The second key factor to notice is that, after the closure of the cracker at Wilton (now owned by Saudi firm Sabic) and the ExxonMobil plant at Mossmorran in Fife, Grangemouth is the final plant standing. Whereas the refinery not makes use of North Sea oil and fuel, as an alternative delivery in ethane from the US, it nonetheless makes its personal ethylene.

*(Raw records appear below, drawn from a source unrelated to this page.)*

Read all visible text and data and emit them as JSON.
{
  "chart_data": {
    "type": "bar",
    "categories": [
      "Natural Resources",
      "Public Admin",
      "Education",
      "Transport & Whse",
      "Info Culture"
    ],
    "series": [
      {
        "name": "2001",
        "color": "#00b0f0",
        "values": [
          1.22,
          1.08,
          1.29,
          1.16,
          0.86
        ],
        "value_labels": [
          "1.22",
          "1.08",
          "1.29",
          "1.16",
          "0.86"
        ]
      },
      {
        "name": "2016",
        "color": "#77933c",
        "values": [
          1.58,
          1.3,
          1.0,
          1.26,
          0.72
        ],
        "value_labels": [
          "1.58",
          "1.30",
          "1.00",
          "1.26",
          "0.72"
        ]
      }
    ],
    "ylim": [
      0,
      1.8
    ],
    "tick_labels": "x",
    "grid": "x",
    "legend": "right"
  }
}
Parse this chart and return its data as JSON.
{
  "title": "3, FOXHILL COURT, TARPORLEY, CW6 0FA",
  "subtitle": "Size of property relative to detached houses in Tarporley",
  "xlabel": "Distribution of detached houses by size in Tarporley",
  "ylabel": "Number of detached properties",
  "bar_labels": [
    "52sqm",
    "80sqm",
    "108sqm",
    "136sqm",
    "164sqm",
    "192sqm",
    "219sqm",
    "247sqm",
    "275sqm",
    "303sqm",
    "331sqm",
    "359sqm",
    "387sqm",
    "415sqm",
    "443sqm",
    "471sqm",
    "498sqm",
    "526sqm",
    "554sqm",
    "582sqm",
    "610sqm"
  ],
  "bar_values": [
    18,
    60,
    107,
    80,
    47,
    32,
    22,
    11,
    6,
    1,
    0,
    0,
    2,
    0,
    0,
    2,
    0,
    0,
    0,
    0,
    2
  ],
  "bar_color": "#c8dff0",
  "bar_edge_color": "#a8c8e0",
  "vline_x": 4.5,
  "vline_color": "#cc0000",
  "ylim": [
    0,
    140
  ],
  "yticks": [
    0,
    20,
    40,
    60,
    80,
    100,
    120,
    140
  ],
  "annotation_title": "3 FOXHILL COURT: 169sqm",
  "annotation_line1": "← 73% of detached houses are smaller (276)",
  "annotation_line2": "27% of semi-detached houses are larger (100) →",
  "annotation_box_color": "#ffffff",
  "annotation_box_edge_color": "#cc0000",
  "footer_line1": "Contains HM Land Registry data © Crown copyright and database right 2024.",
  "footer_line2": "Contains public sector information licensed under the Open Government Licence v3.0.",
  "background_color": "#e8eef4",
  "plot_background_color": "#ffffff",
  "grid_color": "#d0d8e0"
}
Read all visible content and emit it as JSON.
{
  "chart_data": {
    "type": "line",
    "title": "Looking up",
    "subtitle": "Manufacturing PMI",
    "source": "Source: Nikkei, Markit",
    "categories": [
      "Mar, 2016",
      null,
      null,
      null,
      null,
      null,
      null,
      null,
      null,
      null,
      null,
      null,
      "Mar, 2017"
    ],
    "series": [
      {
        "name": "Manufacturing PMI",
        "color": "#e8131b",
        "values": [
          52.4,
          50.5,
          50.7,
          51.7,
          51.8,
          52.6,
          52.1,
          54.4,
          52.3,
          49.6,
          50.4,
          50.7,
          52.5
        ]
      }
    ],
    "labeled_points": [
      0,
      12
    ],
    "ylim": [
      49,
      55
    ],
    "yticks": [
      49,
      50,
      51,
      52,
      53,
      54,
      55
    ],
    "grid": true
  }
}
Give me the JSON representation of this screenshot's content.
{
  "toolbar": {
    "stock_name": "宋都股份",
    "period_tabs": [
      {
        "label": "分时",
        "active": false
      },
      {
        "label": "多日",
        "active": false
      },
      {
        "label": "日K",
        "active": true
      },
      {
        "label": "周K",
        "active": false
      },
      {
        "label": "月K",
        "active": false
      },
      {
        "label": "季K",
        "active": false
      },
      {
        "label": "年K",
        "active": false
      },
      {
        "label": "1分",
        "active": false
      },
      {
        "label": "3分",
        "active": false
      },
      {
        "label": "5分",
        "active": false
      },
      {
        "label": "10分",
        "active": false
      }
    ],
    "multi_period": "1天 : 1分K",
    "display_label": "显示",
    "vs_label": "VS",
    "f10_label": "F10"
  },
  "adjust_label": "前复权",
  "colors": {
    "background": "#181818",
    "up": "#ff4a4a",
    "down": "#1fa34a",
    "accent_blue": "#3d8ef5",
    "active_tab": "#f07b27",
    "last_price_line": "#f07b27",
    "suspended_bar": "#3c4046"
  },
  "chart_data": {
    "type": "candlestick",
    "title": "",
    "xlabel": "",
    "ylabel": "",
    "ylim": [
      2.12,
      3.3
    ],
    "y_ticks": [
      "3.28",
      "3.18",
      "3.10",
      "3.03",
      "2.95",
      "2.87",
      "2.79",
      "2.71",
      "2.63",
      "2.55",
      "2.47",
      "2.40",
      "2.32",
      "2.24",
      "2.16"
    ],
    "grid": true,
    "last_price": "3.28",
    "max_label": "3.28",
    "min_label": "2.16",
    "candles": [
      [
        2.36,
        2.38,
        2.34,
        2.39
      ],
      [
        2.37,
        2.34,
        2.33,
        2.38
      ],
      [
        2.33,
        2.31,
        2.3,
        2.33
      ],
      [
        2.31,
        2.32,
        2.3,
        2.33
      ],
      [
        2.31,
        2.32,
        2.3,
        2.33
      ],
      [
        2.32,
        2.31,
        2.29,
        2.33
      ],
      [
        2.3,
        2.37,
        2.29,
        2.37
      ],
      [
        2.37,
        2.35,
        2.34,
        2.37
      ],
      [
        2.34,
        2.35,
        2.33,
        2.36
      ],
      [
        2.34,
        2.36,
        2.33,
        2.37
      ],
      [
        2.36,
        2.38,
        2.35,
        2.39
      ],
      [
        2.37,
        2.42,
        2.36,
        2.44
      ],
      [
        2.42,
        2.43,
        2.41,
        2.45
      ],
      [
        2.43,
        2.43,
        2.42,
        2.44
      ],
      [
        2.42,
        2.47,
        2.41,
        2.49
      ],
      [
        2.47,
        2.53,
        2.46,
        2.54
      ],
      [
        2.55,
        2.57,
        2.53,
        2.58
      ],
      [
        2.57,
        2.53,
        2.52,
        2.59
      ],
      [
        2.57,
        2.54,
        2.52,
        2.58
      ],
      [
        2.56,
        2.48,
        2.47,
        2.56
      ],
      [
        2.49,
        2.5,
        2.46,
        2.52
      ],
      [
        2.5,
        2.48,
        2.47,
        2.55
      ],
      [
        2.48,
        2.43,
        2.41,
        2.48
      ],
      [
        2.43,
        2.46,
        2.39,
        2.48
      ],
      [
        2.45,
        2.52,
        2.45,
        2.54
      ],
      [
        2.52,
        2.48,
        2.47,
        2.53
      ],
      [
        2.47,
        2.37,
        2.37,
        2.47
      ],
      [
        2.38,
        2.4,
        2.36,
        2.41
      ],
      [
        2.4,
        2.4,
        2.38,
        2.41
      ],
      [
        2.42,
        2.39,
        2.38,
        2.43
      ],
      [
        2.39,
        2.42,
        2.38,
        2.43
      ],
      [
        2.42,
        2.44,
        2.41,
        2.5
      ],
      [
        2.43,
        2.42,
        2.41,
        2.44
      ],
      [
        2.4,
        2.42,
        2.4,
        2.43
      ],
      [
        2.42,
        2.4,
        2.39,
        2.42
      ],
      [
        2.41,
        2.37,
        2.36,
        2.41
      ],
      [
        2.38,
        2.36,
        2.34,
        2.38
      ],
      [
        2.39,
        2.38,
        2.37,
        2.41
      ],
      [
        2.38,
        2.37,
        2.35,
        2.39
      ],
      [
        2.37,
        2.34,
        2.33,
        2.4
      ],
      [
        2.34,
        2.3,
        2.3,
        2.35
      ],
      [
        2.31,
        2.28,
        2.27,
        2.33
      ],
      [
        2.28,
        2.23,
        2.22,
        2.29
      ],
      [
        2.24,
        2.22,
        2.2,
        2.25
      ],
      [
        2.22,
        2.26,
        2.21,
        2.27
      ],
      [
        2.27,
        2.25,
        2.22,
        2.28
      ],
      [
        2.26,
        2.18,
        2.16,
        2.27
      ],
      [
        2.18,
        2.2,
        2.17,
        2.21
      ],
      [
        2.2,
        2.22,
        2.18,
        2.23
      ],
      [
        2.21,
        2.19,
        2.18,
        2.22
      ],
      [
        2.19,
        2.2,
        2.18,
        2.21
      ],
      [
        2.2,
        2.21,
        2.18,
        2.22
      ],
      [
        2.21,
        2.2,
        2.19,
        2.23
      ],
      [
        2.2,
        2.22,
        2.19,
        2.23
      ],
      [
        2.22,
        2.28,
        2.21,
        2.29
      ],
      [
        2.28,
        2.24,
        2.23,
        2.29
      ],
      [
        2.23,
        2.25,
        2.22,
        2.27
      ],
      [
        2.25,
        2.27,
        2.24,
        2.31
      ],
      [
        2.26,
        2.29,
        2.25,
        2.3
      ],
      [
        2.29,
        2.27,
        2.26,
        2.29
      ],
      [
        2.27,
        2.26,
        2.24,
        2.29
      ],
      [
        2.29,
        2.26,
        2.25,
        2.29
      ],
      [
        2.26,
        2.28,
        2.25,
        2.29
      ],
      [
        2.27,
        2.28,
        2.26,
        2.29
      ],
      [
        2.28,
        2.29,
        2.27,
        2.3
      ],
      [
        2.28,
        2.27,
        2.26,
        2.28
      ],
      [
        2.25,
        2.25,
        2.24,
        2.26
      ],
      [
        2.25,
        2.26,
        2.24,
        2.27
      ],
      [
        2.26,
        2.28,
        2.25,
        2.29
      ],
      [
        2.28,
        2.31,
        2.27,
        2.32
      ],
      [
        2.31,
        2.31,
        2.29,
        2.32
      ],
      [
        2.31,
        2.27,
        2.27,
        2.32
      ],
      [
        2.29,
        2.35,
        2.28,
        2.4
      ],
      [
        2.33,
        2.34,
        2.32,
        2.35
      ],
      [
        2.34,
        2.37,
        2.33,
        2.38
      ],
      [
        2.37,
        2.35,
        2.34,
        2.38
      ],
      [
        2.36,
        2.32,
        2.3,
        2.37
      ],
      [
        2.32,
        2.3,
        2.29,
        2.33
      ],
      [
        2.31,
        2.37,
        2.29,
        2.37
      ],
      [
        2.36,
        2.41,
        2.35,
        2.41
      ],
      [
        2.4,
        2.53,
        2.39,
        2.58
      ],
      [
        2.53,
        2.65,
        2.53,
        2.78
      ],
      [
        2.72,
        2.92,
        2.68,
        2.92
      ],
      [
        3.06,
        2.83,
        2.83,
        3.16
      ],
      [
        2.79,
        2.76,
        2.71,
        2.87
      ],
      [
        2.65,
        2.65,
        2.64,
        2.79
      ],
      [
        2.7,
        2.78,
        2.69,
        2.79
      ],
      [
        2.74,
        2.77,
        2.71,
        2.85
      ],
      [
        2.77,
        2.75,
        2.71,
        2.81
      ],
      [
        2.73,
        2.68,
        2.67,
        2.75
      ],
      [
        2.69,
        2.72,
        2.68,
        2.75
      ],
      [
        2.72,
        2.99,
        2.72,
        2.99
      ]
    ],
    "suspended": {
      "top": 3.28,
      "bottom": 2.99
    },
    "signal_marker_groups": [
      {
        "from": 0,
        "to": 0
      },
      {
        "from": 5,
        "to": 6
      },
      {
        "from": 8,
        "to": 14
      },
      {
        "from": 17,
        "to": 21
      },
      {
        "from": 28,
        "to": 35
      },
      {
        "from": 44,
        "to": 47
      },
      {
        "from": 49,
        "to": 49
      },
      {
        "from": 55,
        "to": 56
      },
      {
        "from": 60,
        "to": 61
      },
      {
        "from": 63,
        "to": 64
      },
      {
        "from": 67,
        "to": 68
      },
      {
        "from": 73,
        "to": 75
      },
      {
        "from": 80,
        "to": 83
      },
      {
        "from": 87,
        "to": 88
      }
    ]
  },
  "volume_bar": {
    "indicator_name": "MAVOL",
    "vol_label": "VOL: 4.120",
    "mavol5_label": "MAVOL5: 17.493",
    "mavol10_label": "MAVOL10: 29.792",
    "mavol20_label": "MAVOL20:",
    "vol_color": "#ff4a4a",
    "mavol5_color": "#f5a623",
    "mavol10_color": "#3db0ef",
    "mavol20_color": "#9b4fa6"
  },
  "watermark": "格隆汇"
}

So when INEOS started consulting on plans to shut that ethylene cracker, officers down south in Westminster started to panic. The issue wasn’t simply the five hundred or so jobs which may have been misplaced in Grangemouth. It was the domino impact that will feed all through the sector. Impulsively, all these crops on the different ends of the pipeline can be affected too. In follow, the closure may need eventuated in additional than a thousand job losses – perhaps extra.
What’s occurring now?
All of which helps clarify the information in the present day – that the Division for Enterprise and Commerce is placing greater than £120m of taxpayer cash into the location. The bailout (it is exhausting to see it as something however) will not be the primary. The federal government has additionally put a whole bunch of thousands and thousands of kilos of taxpayer cash into British Metal, which it quasi-nationalised earlier this 12 months, to not point out additional money into Tata Metal at Port Talbot and mortgage ensures to assist Jaguar Land Rover after it confronted an unprecedented cyber assault.
However whereas this package deal will undoubtedly present Christmas cheer right here in Grangemouth in the present day, the federal government is left going through two distinct issues.
Reactive somewhat than strategic
The primary is that for all that the chancellor and enterprise secretary (who’re themselves planning to go to Grangemouth in the present day) are eager to pitch this newest transfer as a coherent a part of their industrial technique, it is exhausting to not see it as one thing else. Removed from showing strategic, as an alternative they appear reactive. To the extent that they’ve a coherent industrial technique, it principally appears to contain forking out public cash when a given plant is near closure. In the event that they weren’t already, Britain’s industrialists will in the present day be questioning to themselves: what wouldn’t it take to get ourselves a few of this cash in future?
The disaster continues
The second concern is that the Grangemouth bailout may be very unlikely to finish the disaster spreading throughout Britain’s chemical substances sector. A collection of crops – some outstanding, others much less so – have closed up to now few years. The chemical substances sector – as soon as some of the necessary within the financial system – has seen its financial output drop by greater than 20% up to now three years alone.
This isn’t only a UK-specific story. One thing comparable is going on throughout a lot of Europe. However for a lot of chemical substances corporations, it merely would not add as much as make investments and construct within the UK any extra – a product in a part of laws and in a part of excessive power prices. Briefly, this story is not over but. There will probably be extra twists and turns to return.